Item No: #362455 El Valedor: Periódico joco-sério, ladino, chismoso, médico, loco y de todo un poco, lo que se llama Entrón de altiro! Lúcas el Brincón, Francisco Güemes.
El Valedor: Periódico joco-sério, ladino, chismoso, médico, loco y de todo un poco, lo que se llama Entrón de altiro!
El Valedor: Periódico joco-sério, ladino, chismoso, médico, loco y de todo un poco, lo que se llama Entrón de altiro!

Complete Run (Most Copies are Retypeset Bound Volumes)

El Valedor: Periódico joco-sério, ladino, chismoso, médico, loco y de todo un poco, lo que se llama Entrón de altiro!

Notes: A rare complete 58-issue run of this semi-comic political weekly published in Mexico City, including the very scarce five issues of volume 2 and the original text and layout, which was changed for the more commonly seen bound collection of just volume one.

The introduction to the first issue states the publication's political stance, which is support of the liberal 1857 Mexican constitution. Each issue opens with the publication's main rule, "Pagarlo antes de leerlo", or "Pay before reading." Then follows an essay stating El Valedor's views on a topic, sometimes as a satirical reframing of an article in another periodical. The remaining pages of each four-page issue are given over to political poems, comic dialogues, and quips on various subjects.

Typical of its era, the language is slangy, filled with nicknames and allusions to politicians, and it assumes a lot of knowledge of mid-1880s Mexican politics and newspapers. Porfirio Díaz, Romero Rubio, and Manuel González are among the politicians mentioned, and the editor (writing under a pseudonym that might translate as Lucas the Leaper) did not think much of them, referring to Díaz as "el Perfirito".

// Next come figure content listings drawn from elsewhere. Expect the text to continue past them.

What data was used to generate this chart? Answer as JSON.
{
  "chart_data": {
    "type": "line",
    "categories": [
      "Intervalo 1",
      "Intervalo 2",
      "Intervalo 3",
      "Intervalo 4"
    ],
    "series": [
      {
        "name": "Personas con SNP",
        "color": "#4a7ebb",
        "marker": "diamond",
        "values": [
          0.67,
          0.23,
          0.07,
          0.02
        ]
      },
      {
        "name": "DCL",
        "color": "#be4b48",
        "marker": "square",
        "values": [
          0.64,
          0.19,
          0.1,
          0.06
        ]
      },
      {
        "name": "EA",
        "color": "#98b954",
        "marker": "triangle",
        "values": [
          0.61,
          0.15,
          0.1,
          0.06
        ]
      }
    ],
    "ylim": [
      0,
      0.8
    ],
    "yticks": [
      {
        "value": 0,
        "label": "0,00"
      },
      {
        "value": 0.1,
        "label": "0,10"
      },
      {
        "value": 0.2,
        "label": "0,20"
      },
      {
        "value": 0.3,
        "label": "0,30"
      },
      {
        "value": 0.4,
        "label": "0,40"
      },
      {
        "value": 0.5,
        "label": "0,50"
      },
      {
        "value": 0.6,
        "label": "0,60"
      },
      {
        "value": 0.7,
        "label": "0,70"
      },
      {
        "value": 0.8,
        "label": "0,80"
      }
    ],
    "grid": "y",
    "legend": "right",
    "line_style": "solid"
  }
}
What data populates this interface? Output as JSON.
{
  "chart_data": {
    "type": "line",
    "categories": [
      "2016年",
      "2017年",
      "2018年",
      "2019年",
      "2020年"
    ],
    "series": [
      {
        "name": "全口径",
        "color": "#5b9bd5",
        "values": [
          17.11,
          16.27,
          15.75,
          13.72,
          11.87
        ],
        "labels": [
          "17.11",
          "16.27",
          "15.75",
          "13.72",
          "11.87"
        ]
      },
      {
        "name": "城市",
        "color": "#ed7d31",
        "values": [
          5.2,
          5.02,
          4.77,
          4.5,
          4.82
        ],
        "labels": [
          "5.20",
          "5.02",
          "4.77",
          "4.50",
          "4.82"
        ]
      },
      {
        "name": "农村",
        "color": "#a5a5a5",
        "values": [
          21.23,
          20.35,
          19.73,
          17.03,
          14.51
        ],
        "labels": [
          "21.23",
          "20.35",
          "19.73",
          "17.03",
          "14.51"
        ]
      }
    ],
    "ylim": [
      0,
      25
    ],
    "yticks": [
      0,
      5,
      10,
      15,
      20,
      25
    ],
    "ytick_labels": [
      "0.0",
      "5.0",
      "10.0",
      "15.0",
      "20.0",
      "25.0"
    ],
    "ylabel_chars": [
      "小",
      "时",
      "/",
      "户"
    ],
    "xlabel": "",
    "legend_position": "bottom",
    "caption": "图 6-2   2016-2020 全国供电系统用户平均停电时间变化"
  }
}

OCLC records 11 copies, most of which seem to be a bound re-issue of the complete first year. Comparing a digital version of the Getty copy with the present copy shows that many issues in the volume one reissue are marked "Segunda edición" in the masthead. The typesetting is different in the second edition copies and in most cases the content varies also. The second edition issues typically have an advertisement inserted at the end of page four, whereas the original issues mostly do not have ads.

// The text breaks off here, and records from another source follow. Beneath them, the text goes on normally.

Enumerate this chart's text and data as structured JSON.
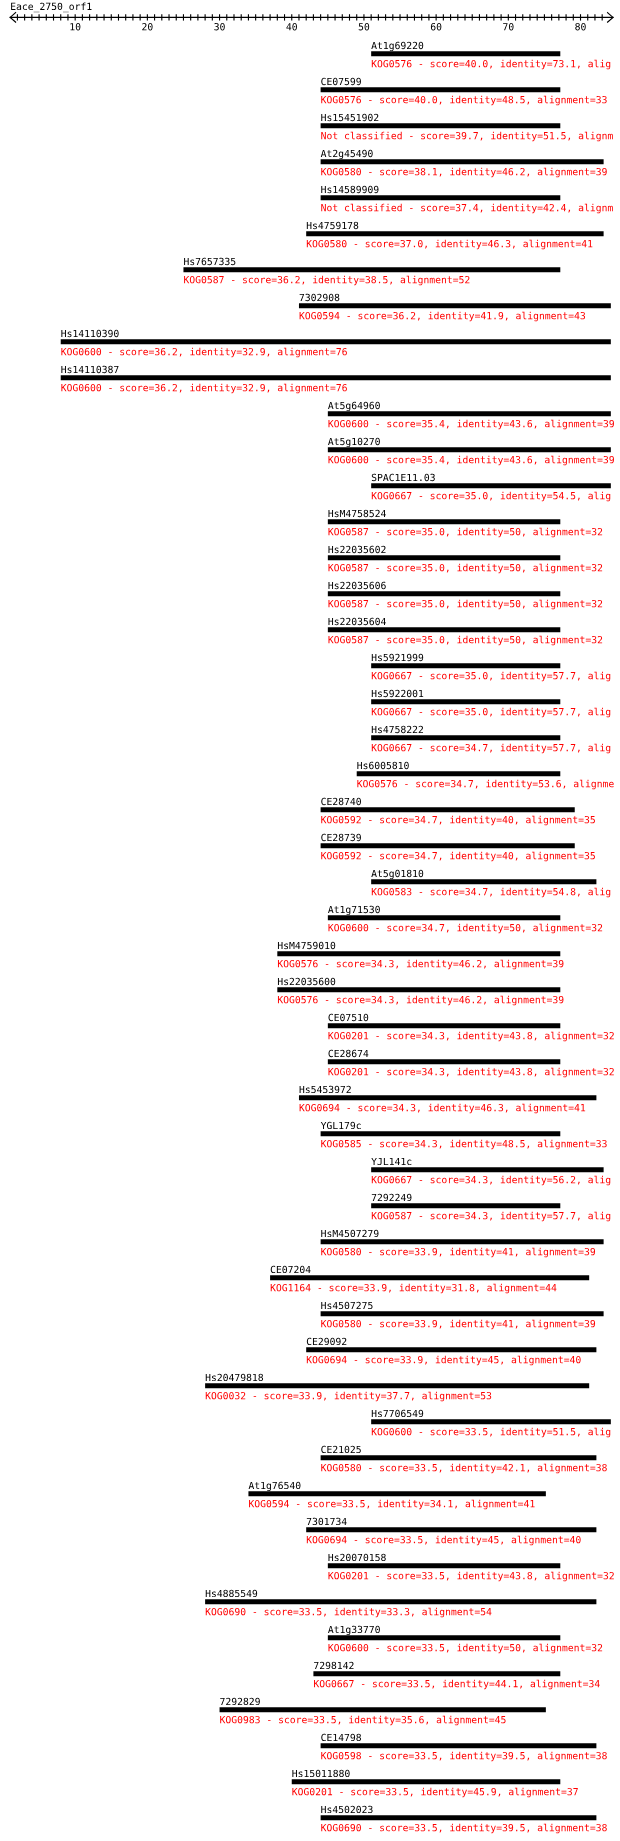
{
  "chart_data": {
    "type": "bar",
    "orientation": "horizontal",
    "title": "Eace_2750_orf1",
    "color": "#000000",
    "categories": [
      "At1g69220",
      "CE07599",
      "Hs15451902",
      "At2g45490",
      "Hs14589909",
      "Hs4759178",
      "Hs7657335",
      "7302908",
      "Hs14110390",
      "Hs14110387",
      "At5g64960",
      "At5g10270",
      "SPAC1E11.03",
      "HsM4758524",
      "Hs22035602",
      "Hs22035606",
      "Hs22035604",
      "Hs5921999",
      "Hs5922001",
      "Hs4758222",
      "Hs6005810",
      "CE28740",
      "CE28739",
      "At5g01810",
      "At1g71530",
      "HsM4759010",
      "Hs22035600",
      "CE07510",
      "CE28674",
      "Hs5453972",
      "YGL179c",
      "YJL141c",
      "7292249",
      "HsM4507279",
      "CE07204",
      "Hs4507275",
      "CE29092",
      "Hs20479818",
      "Hs7706549",
      "CE21025",
      "At1g76540",
      "7301734",
      "Hs20070158",
      "Hs4885549",
      "At1g33770",
      "7298142",
      "7292829",
      "CE14798",
      "Hs15011880",
      "Hs4502023"
    ],
    "base": [
      51,
      44,
      44,
      44,
      44,
      42,
      25,
      41,
      8,
      8,
      45,
      45,
      51,
      45,
      45,
      45,
      45,
      51,
      51,
      51,
      49,
      44,
      44,
      51,
      45,
      38,
      38,
      45,
      45,
      41,
      44,
      51,
      51,
      44,
      37,
      44,
      42,
      28,
      51,
      44,
      34,
      42,
      45,
      28,
      45,
      43,
      30,
      44,
      40,
      44
    ],
    "values": [
      26.2,
      33.2,
      33.2,
      39.2,
      33.2,
      41.2,
      52.2,
      43.2,
      76.2,
      76.2,
      39.2,
      39.2,
      33.2,
      32.2,
      32.2,
      32.2,
      32.2,
      26.2,
      26.2,
      26.2,
      28.2,
      35.2,
      35.2,
      31.2,
      32.2,
      39.2,
      39.2,
      32.2,
      32.2,
      41.2,
      33.2,
      32.2,
      26.2,
      39.2,
      44.2,
      39.2,
      40.2,
      53.2,
      33.2,
      38.2,
      41.2,
      40.2,
      32.2,
      54.2,
      32.2,
      34.2,
      45.2,
      38.2,
      37.2,
      38.2
    ],
    "value_labels": [
      "KOG0576 - score=40.0, identity=73.1, alig",
      "KOG0576 - score=40.0, identity=48.5, alignment=33",
      "Not classified - score=39.7, identity=51.5, alignm",
      "KOG0580 - score=38.1, identity=46.2, alignment=39",
      "Not classified - score=37.4, identity=42.4, alignm",
      "KOG0580 - score=37.0, identity=46.3, alignment=41",
      "KOG0587 - score=36.2, identity=38.5, alignment=52",
      "KOG0594 - score=36.2, identity=41.9, alignment=43",
      "KOG0600 - score=36.2, identity=32.9, alignment=76",
      "KOG0600 - score=36.2, identity=32.9, alignment=76",
      "KOG0600 - score=35.4, identity=43.6, alignment=39",
      "KOG0600 - score=35.4, identity=43.6, alignment=39",
      "KOG0667 - score=35.0, identity=54.5, alig",
      "KOG0587 - score=35.0, identity=50, alignment=32",
      "KOG0587 - score=35.0, identity=50, alignment=32",
      "KOG0587 - score=35.0, identity=50, alignment=32",
      "KOG0587 - score=35.0, identity=50, alignment=32",
      "KOG0667 - score=35.0, identity=57.7, alig",
      "KOG0667 - score=35.0, identity=57.7, alig",
      "KOG0667 - score=34.7, identity=57.7, alig",
      "KOG0576 - score=34.7, identity=53.6, alignme",
      "KOG0592 - score=34.7, identity=40, alignment=35",
      "KOG0592 - score=34.7, identity=40, alignment=35",
      "KOG0583 - score=34.7, identity=54.8, alig",
      "KOG0600 - score=34.7, identity=50, alignment=32",
      "KOG0576 - score=34.3, identity=46.2, alignment=39",
      "KOG0576 - score=34.3, identity=46.2, alignment=39",
      "KOG0201 - score=34.3, identity=43.8, alignment=32",
      "KOG0201 - score=34.3, identity=43.8, alignment=32",
      "KOG0694 - score=34.3, identity=46.3, alignment=41",
      "KOG0585 - score=34.3, identity=48.5, alignment=33",
      "KOG0667 - score=34.3, identity=56.2, alig",
      "KOG0587 - score=34.3, identity=57.7, alig",
      "KOG0580 - score=33.9, identity=41, alignment=39",
      "KOG1164 - score=33.9, identity=31.8, alignment=44",
      "KOG0580 - score=33.9, identity=41, alignment=39",
      "KOG0694 - score=33.9, identity=45, alignment=40",
      "KOG0032 - score=33.9, identity=37.7, alignment=53",
      "KOG0600 - score=33.5, identity=51.5, alig",
      "KOG0580 - score=33.5, identity=42.1, alignment=38",
      "KOG0594 - score=33.5, identity=34.1, alignment=41",
      "KOG0694 - score=33.5, identity=45, alignment=40",
      "KOG0201 - score=33.5, identity=43.8, alignment=32",
      "KOG0690 - score=33.5, identity=33.3, alignment=54",
      "KOG0600 - score=33.5, identity=50, alignment=32",
      "KOG0667 - score=33.5, identity=44.1, alignment=34",
      "KOG0983 - score=33.5, identity=35.6, alignment=45",
      "KOG0598 - score=33.5, identity=39.5, alignment=38",
      "KOG0201 - score=33.5, identity=45.9, alignment=37",
      "KOG0690 - score=33.5, identity=39.5, alignment=38"
    ],
    "xlim": [
      1,
      84.5
    ],
    "xticks": [
      {
        "value": 2,
        "label": null
      },
      {
        "value": 3,
        "label": null
      },
      {
        "value": 4,
        "label": null
      },
      {
        "value": 5,
        "label": null
      },
      {
        "value": 6,
        "label": null
      },
      {
        "value": 7,
        "label": null
      },
      {
        "value": 8,
        "label": null
      },
      {
        "value": 9,
        "label": null
      },
      10,
      {
        "value": 11,
        "label": null
      },
      {
        "value": 12,
        "label": null
      },
      {
        "value": 13,
        "label": null
      },
      {
        "value": 14,
        "label": null
      },
      {
        "value": 15,
        "label": null
      },
      {
        "value": 16,
        "label": null
      },
      {
        "value": 17,
        "label": null
      },
      {
        "value": 18,
        "label": null
      },
      {
        "value": 19,
        "label": null
      },
      20,
      {
        "value": 21,
        "label": null
      },
      {
        "value": 22,
        "label": null
      },
      {
        "value": 23,
        "label": null
      },
      {
        "value": 24,
        "label": null
      },
      {
        "value": 25,
        "label": null
      },
      {
        "value": 26,
        "label": null
      },
      {
        "value": 27,
        "label": null
      },
      {
        "value": 28,
        "label": null
      },
      {
        "value": 29,
        "label": null
      },
      30,
      {
        "value": 31,
        "label": null
      },
      {
        "value": 32,
        "label": null
      },
      {
        "value": 33,
        "label": null
      },
      {
        "value": 34,
        "label": null
      },
      {
        "value": 35,
        "label": null
      },
      {
        "value": 36,
        "label": null
      },
      {
        "value": 37,
        "label": null
      },
      {
        "value": 38,
        "label": null
      },
      {
        "value": 39,
        "label": null
      },
      40,
      {
        "value": 41,
        "label": null
      },
      {
        "value": 42,
        "label": null
      },
      {
        "value": 43,
        "label": null
      },
      {
        "value": 44,
        "label": null
      },
      {
        "value": 45,
        "label": null
      },
      {
        "value": 46,
        "label": null
      },
      {
        "value": 47,
        "label": null
      },
      {
        "value": 48,
        "label": null
      },
      {
        "value": 49,
        "label": null
      },
      50,
      {
        "value": 51,
        "label": null
      },
      {
        "value": 52,
        "label": null
      },
      {
        "value": 53,
        "label": null
      },
      {
        "value": 54,
        "label": null
      },
      {
        "value": 55,
        "label": null
      },
      {
        "value": 56,
        "label": null
      },
      {
        "value": 57,
        "label": null
      },
      {
        "value": 58,
        "label": null
      },
      {
        "value": 59,
        "label": null
      },
      60,
      {
        "value": 61,
        "label": null
      },
      {
        "value": 62,
        "label": null
      },
      {
        "value": 63,
        "label": null
      },
      {
        "value": 64,
        "label": null
      },
      {
        "value": 65,
        "label": null
      },
      {
        "value": 66,
        "label": null
      },
      {
        "value": 67,
        "label": null
      },
      {
        "value": 68,
        "label": null
      },
      {
        "value": 69,
        "label": null
      },
      70,
      {
        "value": 71,
        "label": null
      },
      {
        "value": 72,
        "label": null
      },
      {
        "value": 73,
        "label": null
      },
      {
        "value": 74,
        "label": null
      },
      {
        "value": 75,
        "label": null
      },
      {
        "value": 76,
        "label": null
      },
      {
        "value": 77,
        "label": null
      },
      {
        "value": 78,
        "label": null
      },
      {
        "value": 79,
        "label": null
      },
      80,
      {
        "value": 81,
        "label": null
      },
      {
        "value": 82,
        "label": null
      },
      {
        "value": 83,
        "label": null
      }
    ]
  }
}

In some cases, the content differences are significant. In issue 7, for example, most of page 4 was cut from the second edition and most (but not all) placed in issue 8.

[232] pages; each issue separately paginated.

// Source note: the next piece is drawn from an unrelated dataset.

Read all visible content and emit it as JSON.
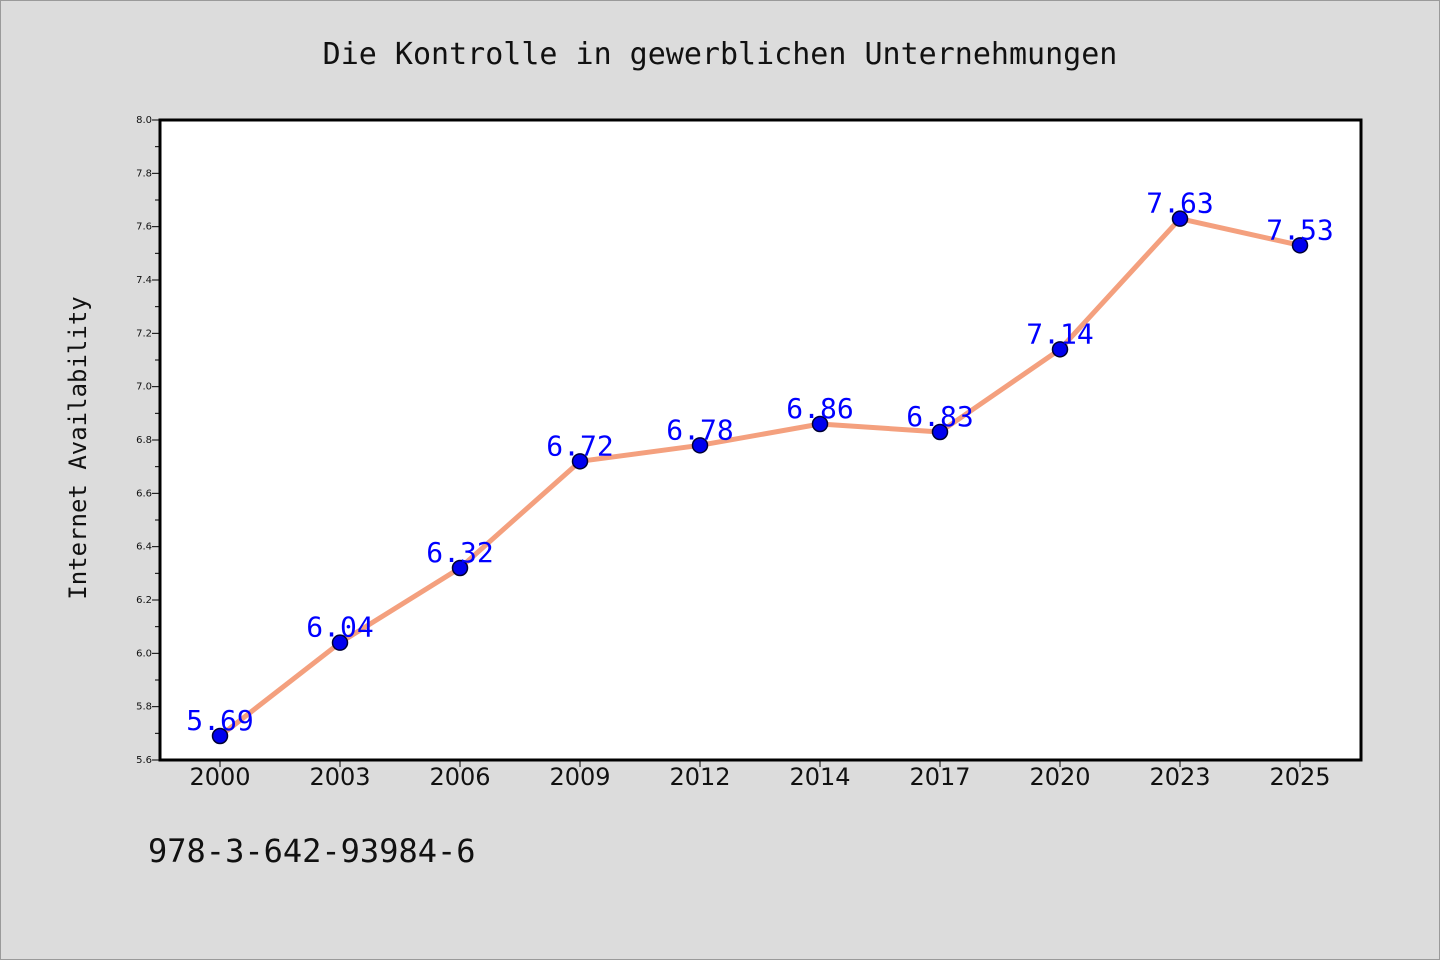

NB: The attribution of Francisco Güemeas as the editors comes from 20,000 Spanish American Pseudonyms by Scroggins.

Edition + Condition: This volume is made up of the second edition of the premiere issue and the original editions of the rest. Included here are volume 1, number 1 (diciembre 1° de 1884) to volume 2, number 5 (enero 4 de 1886), for a total of 58 issues. Very good in quarter leather and decorated, mottled paper-covered boards bound by Celso Jara. Spine end chipped.

Publication: México [Mexico City]: Tip. de J. A. Laguna, a cargo de M. L. Alveano, 1884–1886.